935963004 / LaBraM

ICLR 2024 spotlight
195 stars 27 forks source link

unused codebook #37

Open zeydabadi opened 3 weeks ago

zeydabadi commented 3 weeks ago

Hi,

Thank you for sharing your code. During the vqnsp training I noticed this message "Unused code in codebook: 8191". Could you comment on what does this indicate?

Thank you

935963004 commented 3 weeks ago

That means the number of codes that are never used in training data.

zeydabadi commented 3 weeks ago

Thanks for your reply, but it's unclear to me what would be the implication of 8191 codes not being used. Can you please elaborate on that? is it good or bad? is there anything we can do about it?

935963004 commented 2 weeks ago

This is really bad because most of the codes are never used. It might attribute to limited data size. There are two suggested ways: 1) increase the data size. 2) reduce the codebook size.

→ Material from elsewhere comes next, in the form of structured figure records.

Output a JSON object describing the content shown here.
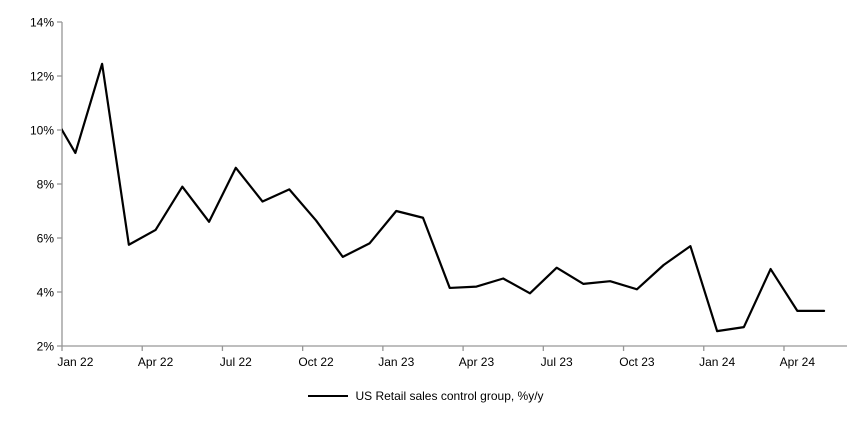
{
  "chart_data": {
    "type": "line",
    "title": "",
    "xlabel": "",
    "ylabel": "",
    "ylim": [
      2,
      14
    ],
    "y_tick_step": 2,
    "grid": "off",
    "legend_position": "bottom-center",
    "y_tick_labels": [
      "14%",
      "12%",
      "10%",
      "8%",
      "6%",
      "4%",
      "2%"
    ],
    "y_tick_values": [
      14,
      12,
      10,
      8,
      6,
      4,
      2
    ],
    "x_tick_labels": [
      "Jan 22",
      "Apr 22",
      "Jul 22",
      "Oct 22",
      "Jan 23",
      "Apr 23",
      "Jul 23",
      "Oct 23",
      "Jan 24",
      "Apr 24"
    ],
    "note": "First point (Dec 21) lies left of the y-axis; its segment into Jan 22 is clipped at the plot edge, entering the plot at 10%.",
    "series": [
      {
        "name": "US Retail sales control group, %y/y",
        "color": "#000000",
        "points": [
          {
            "month": "Dec 21",
            "value": 10.85
          },
          {
            "month": "Jan 22",
            "value": 9.15
          },
          {
            "month": "Feb 22",
            "value": 12.45
          },
          {
            "month": "Mar 22",
            "value": 5.75
          },
          {
            "month": "Apr 22",
            "value": 6.3
          },
          {
            "month": "May 22",
            "value": 7.9
          },
          {
            "month": "Jun 22",
            "value": 6.6
          },
          {
            "month": "Jul 22",
            "value": 8.6
          },
          {
            "month": "Aug 22",
            "value": 7.35
          },
          {
            "month": "Sep 22",
            "value": 7.8
          },
          {
            "month": "Oct 22",
            "value": 6.65
          },
          {
            "month": "Nov 22",
            "value": 5.3
          },
          {
            "month": "Dec 22",
            "value": 5.8
          },
          {
            "month": "Jan 23",
            "value": 7.0
          },
          {
            "month": "Feb 23",
            "value": 6.75
          },
          {
            "month": "Mar 23",
            "value": 4.15
          },
          {
            "month": "Apr 23",
            "value": 4.2
          },
          {
            "month": "May 23",
            "value": 4.5
          },
          {
            "month": "Jun 23",
            "value": 3.95
          },
          {
            "month": "Jul 23",
            "value": 4.9
          },
          {
            "month": "Aug 23",
            "value": 4.3
          },
          {
            "month": "Sep 23",
            "value": 4.4
          },
          {
            "month": "Oct 23",
            "value": 4.1
          },
          {
            "month": "Nov 23",
            "value": 5.0
          },
          {
            "month": "Dec 23",
            "value": 5.7
          },
          {
            "month": "Jan 24",
            "value": 2.55
          },
          {
            "month": "Feb 24",
            "value": 2.7
          },
          {
            "month": "Mar 24",
            "value": 4.85
          },
          {
            "month": "Apr 24",
            "value": 3.3
          },
          {
            "month": "May 24",
            "value": 3.3
          }
        ]
      }
    ]
  },
  "legend": {
    "label": "US Retail sales control group, %y/y"
  },
  "colors": {
    "series_line": "#000000",
    "axis_line": "#969696",
    "tick_text": "#000000",
    "background": "#ffffff"
  }
}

zeydabadi commented 2 weeks ago

Thank you very much for your insights. Could you please clarify if there is any linear or other relationship between the duration of the pre-training data (measured in hours) and the size of the codebook? In your paper, you noted that approximately 2500 hours of data were used for pre-training. If I were to use around 250 hours of data for pre-training, what codebook size would you recommend?